ML.PRINCIPAL_COMPONENTS function

The ML.PRINCIPAL_COMPONENTS function lets you see the principal components. Principal components and eigenvectors are the same concepts in a PCA model.

For information about model weights support in BigQuery ML, see Model weights overview.

For information about the supported model types of each SQL statement and function, and for a list of all of the supported SQL statements and functions for each model type, read End-to-end user journey for each model.

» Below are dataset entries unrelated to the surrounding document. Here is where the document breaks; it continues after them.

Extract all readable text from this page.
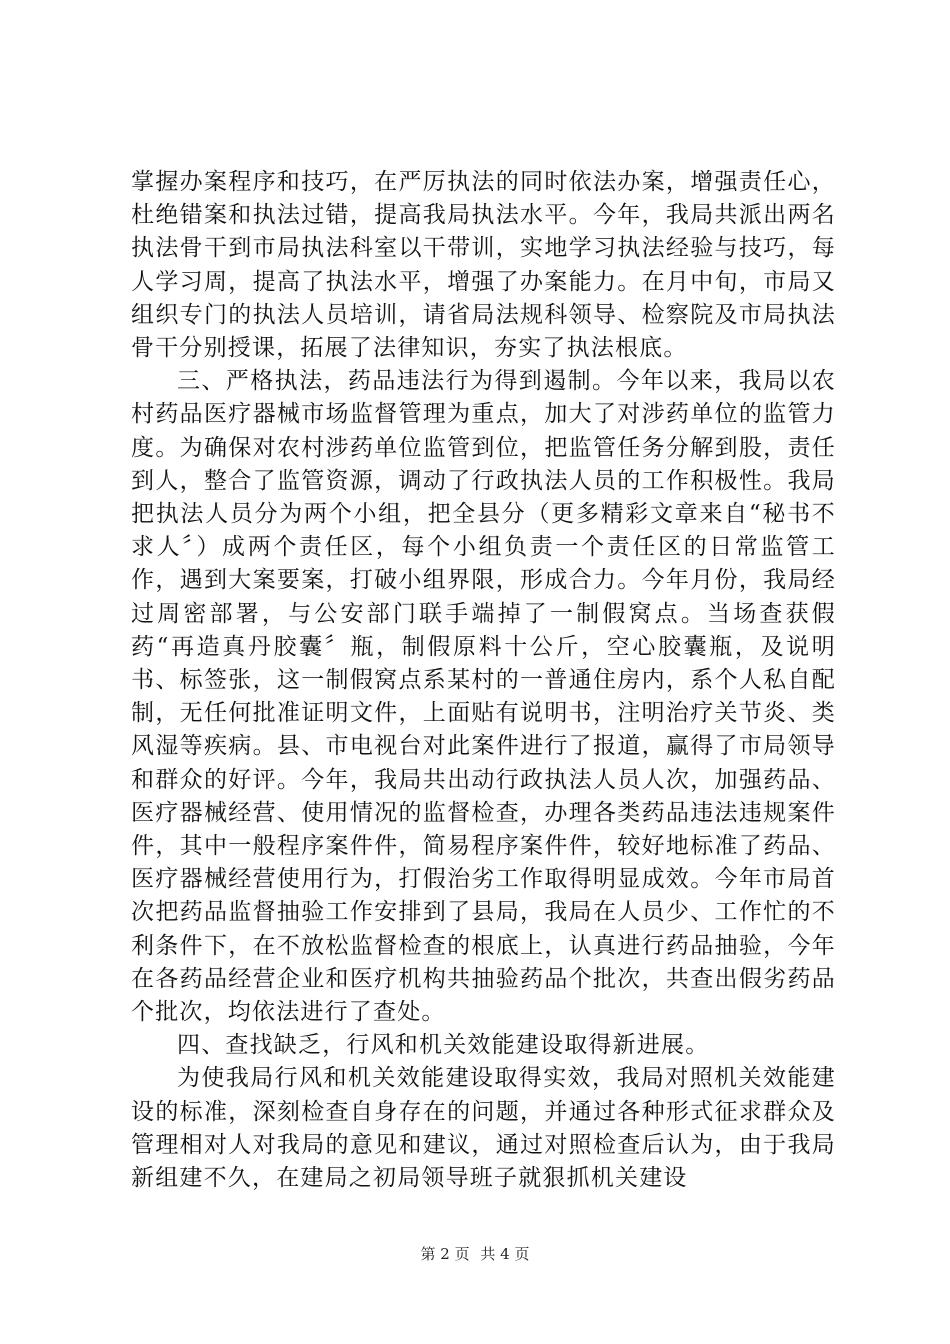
掌握办案程序和技巧，在严厉执法的同时依法办案，增强责任心，杜绝错案和执法过错，提高我局执法水平。今年，我局共派出两名执法骨干到市局执法科室以干带训，实地学习执法经验与技巧，每人学习周，提高了执法水平，增强了办案能力。在月中旬，市局又组织专门的执法人员培训，请省局法规科领导、检察院及市局执法骨干分别授课，拓展了法律知识，夯实了执法根底。

三、严格执法，药品违法行为得到遏制。今年以来，我局以农村药品医疗器械市场监督管理为重点，加大了对涉药单位的监管力度。为确保对农村涉药单位监管到位，把监管任务分解到股，责任到人，整合了监管资源，调动了行政执法人员的工作积极性。我局把执法人员分为两个小组，把全县分（更多精彩文章来自“秘书不求人〞）成两个责任区，每个小组负责一个责任区的日常监管工作，遇到大案要案，打破小组界限，形成合力。今年月份，我局经过周密部署，与公安部门联手端掉了一制假窝点。当场查获假药“再造真丹胶囊〞瓶，制假原料十公斤，空心胶囊瓶，及说明书、标签张，这一制假窝点系某村的一普通住房内，系个人私自配制，无任何批准证明文件，上面贴有说明书，注明治疗关节炎、类风湿等疾病。县、市电视台对此案件进行了报道，赢得了市局领导和群众的好评。今年，我局共出动行政执法人员人次，加强药品、医疗器械经营、使用情况的监督检查，办理各类药品违法违规案件件，其中一般程序案件件，简易程序案件件，较好地标准了药品、医疗器械经营使用行为，打假治劣工作取得明显成效。今年市局首次把药品监督抽验工作安排到了县局，我局在人员少、工作忙的不利条件下，在不放松监督检查的根底上，认真进行药品抽验，今年在各药品经营企业和医疗机构共抽验药品个批次，共查出假劣药品个批次，均依法进行了查处。

四、查找缺乏，行风和机关效能建设取得新进展。

为使我局行风和机关效能建设取得实效，我局对照机关效能建设的标准，深刻检查自身存在的问题，并通过各种形式征求群众及管理相对人对我局的意见和建议，通过对照检查后认为，由于我局新组建不久，在建局之初局领导班子就狠抓机关建设

第 2 页 共 4 页
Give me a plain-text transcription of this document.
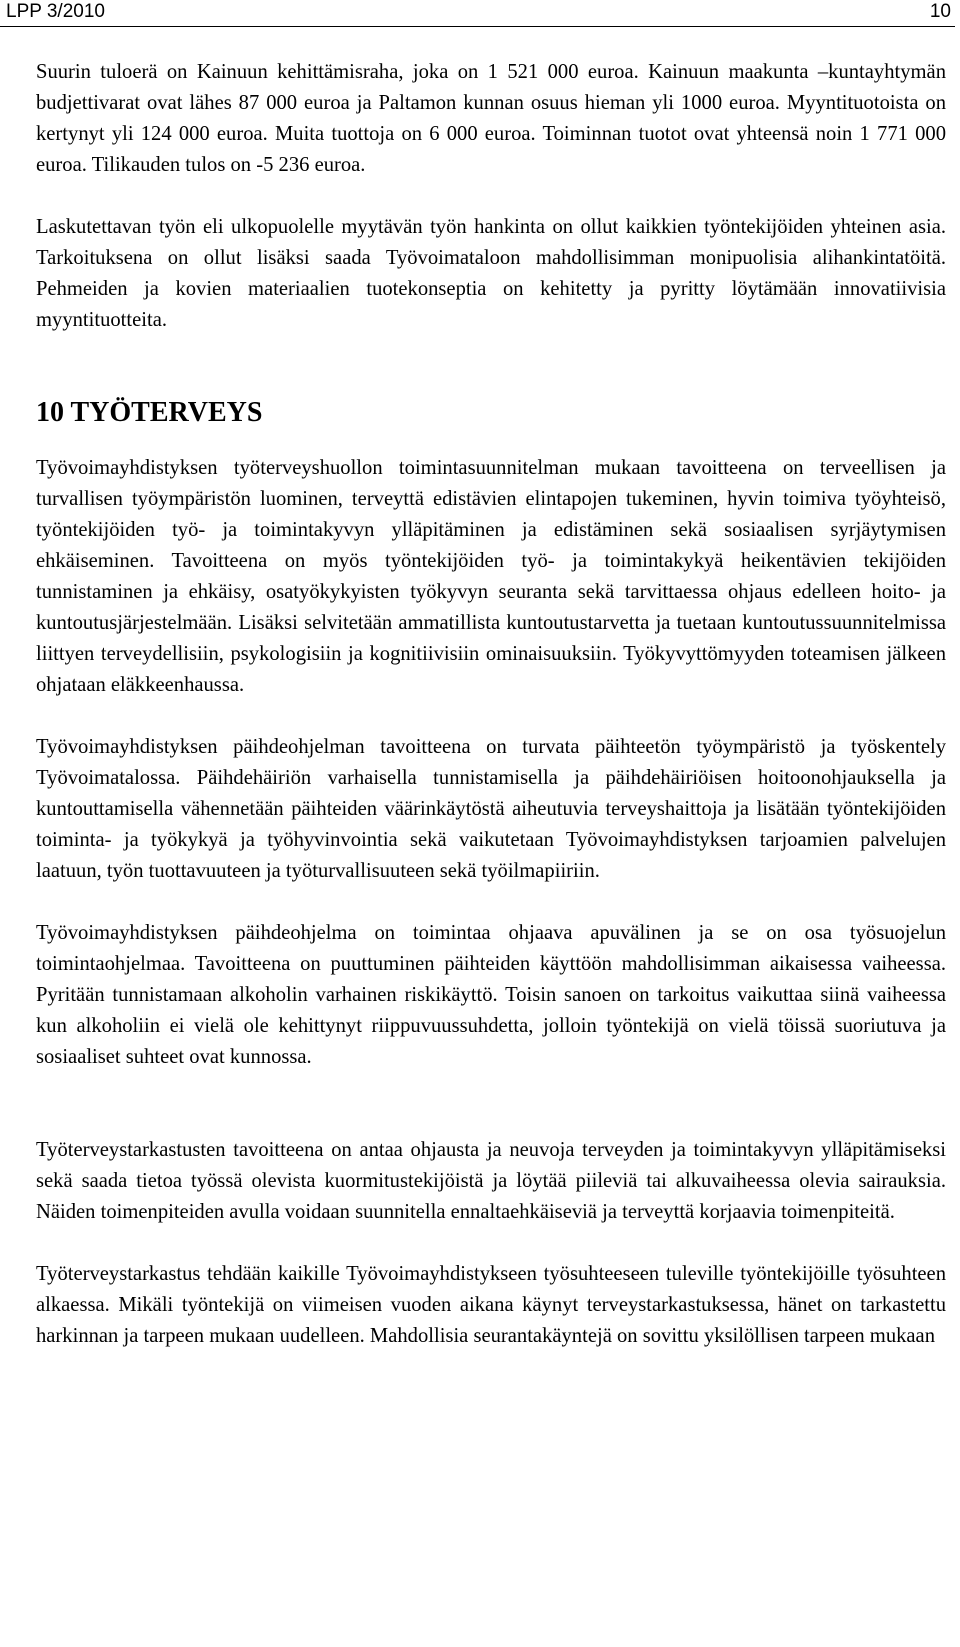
LPP 3/2010	10

Suurin tuloerä on Kainuun kehittämisraha, joka on 1 521 000 euroa. Kainuun maakunta –kuntayhtymän budjettivarat ovat lähes 87 000 euroa ja Paltamon kunnan osuus hieman yli 1000 euroa. Myyntituotoista on kertynyt yli 124 000 euroa. Muita tuottoja on 6 000 euroa. Toiminnan tuotot ovat yhteensä noin 1 771 000 euroa. Tilikauden tulos on -5 236 euroa.

Laskutettavan työn eli ulkopuolelle myytävän työn hankinta on ollut kaikkien työntekijöiden yhteinen asia. Tarkoituksena on ollut lisäksi saada Työvoimataloon mahdollisimman monipuolisia alihankintatöitä. Pehmeiden ja kovien materiaalien tuotekonseptia on kehitetty ja pyritty löytämään innovatiivisia myyntituotteita.

10 TYÖTERVEYS

Työvoimayhdistyksen työterveyshuollon toimintasuunnitelman mukaan tavoitteena on terveellisen ja turvallisen työympäristön luominen, terveyttä edistävien elintapojen tukeminen, hyvin toimiva työyhteisö, työntekijöiden työ- ja toimintakyvyn ylläpitäminen ja edistäminen sekä sosiaalisen syrjäytymisen ehkäiseminen. Tavoitteena on myös työntekijöiden työ- ja toimintakykyä heikentävien tekijöiden tunnistaminen ja ehkäisy, osatyökykyisten työkyvyn seuranta sekä tarvittaessa ohjaus edelleen hoito- ja kuntoutusjärjestelmään. Lisäksi selvitetään ammatillista kuntoutustarvetta ja tuetaan kuntoutussuunnitelmissa liittyen terveydellisiin, psykologisiin ja kognitiivisiin ominaisuuksiin. Työkyvyttömyyden toteamisen jälkeen ohjataan eläkkeenhaussa.

Työvoimayhdistyksen päihdeohjelman tavoitteena on turvata päihteetön työympäristö ja työskentely Työvoimatalossa. Päihdehäiriön varhaisella tunnistamisella ja päihdehäiriöisen hoitoonohjauksella ja kuntouttamisella vähennetään päihteiden väärinkäytöstä aiheutuvia terveyshaittoja ja lisätään työntekijöiden toiminta- ja työkykyä ja työhyvinvointia sekä vaikutetaan Työvoimayhdistyksen tarjoamien palvelujen laatuun, työn tuottavuuteen ja työturvallisuuteen sekä työilmapiiriin.

Työvoimayhdistyksen päihdeohjelma on toimintaa ohjaava apuvälinen ja se on osa työsuojelun toimintaohjelmaa. Tavoitteena on puuttuminen päihteiden käyttöön mahdollisimman aikaisessa vaiheessa. Pyritään tunnistamaan alkoholin varhainen riskikäyttö. Toisin sanoen on tarkoitus vaikuttaa siinä vaiheessa kun alkoholiin ei vielä ole kehittynyt riippuvuussuhdetta, jolloin työntekijä on vielä töissä suoriutuva ja sosiaaliset suhteet ovat kunnossa.

Työterveystarkastusten tavoitteena on antaa ohjausta ja neuvoja terveyden ja toimintakyvyn ylläpitämiseksi sekä saada tietoa työssä olevista kuormitustekijöistä ja löytää piileviä tai alkuvaiheessa olevia sairauksia. Näiden toimenpiteiden avulla voidaan suunnitella ennaltaehkäiseviä ja terveyttä korjaavia toimenpiteitä.

Työterveystarkastus tehdään kaikille Työvoimayhdistykseen työsuhteeseen tuleville työntekijöille työsuhteen alkaessa. Mikäli työntekijä on viimeisen vuoden aikana käynyt terveystarkastuksessa, hänet on tarkastettu harkinnan ja tarpeen mukaan uudelleen. Mahdollisia seurantakäyntejä on sovittu yksilöllisen tarpeen mukaan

ML.PRINCIPAL_COMPONENTS syntax

ML.PRINCIPAL_COMPONENTS(MODEL `project_id.dataset.model`)

Where:

  • project_id: your project ID
  • dataset: the BigQuery dataset that contains the model
  • model: the name of the model

ML.PRINCIPAL_COMPONENTS output

The ML.PRINCIPAL_COMPONENTS function returns the following columns:

  • principal_component_id. An integer that identifies the principal component.
  • feature. The column name that contains the feature.
  • numerical_value. If feature is numerical, the value of feature for the centroid that centroid_id identifies. If feature is not numeric, the value is NULL.
  • categorical_value. An ARRAY of STRUCTs containing information about categorical features. Each STRUCT contains the following fields:
    • categorical_value.category. The name of each category.
    • categorical_value.value. The value of categorical_value.category for the centroid that centroid_id identifies.

The principal components are ordered in the descending order of their associated eigenvalues, which can be retrieved by using the ml.principal_component_info function.

ML.PRINCIPAL_COMPONENTS examples

The following example retrieves the principal components from mymodel in mydataset. The dataset is in your default project.

SELECT
  *
FROM
  ML.PRINCIPAL_COMPONENTS(MODEL `mydataset.mymodel`)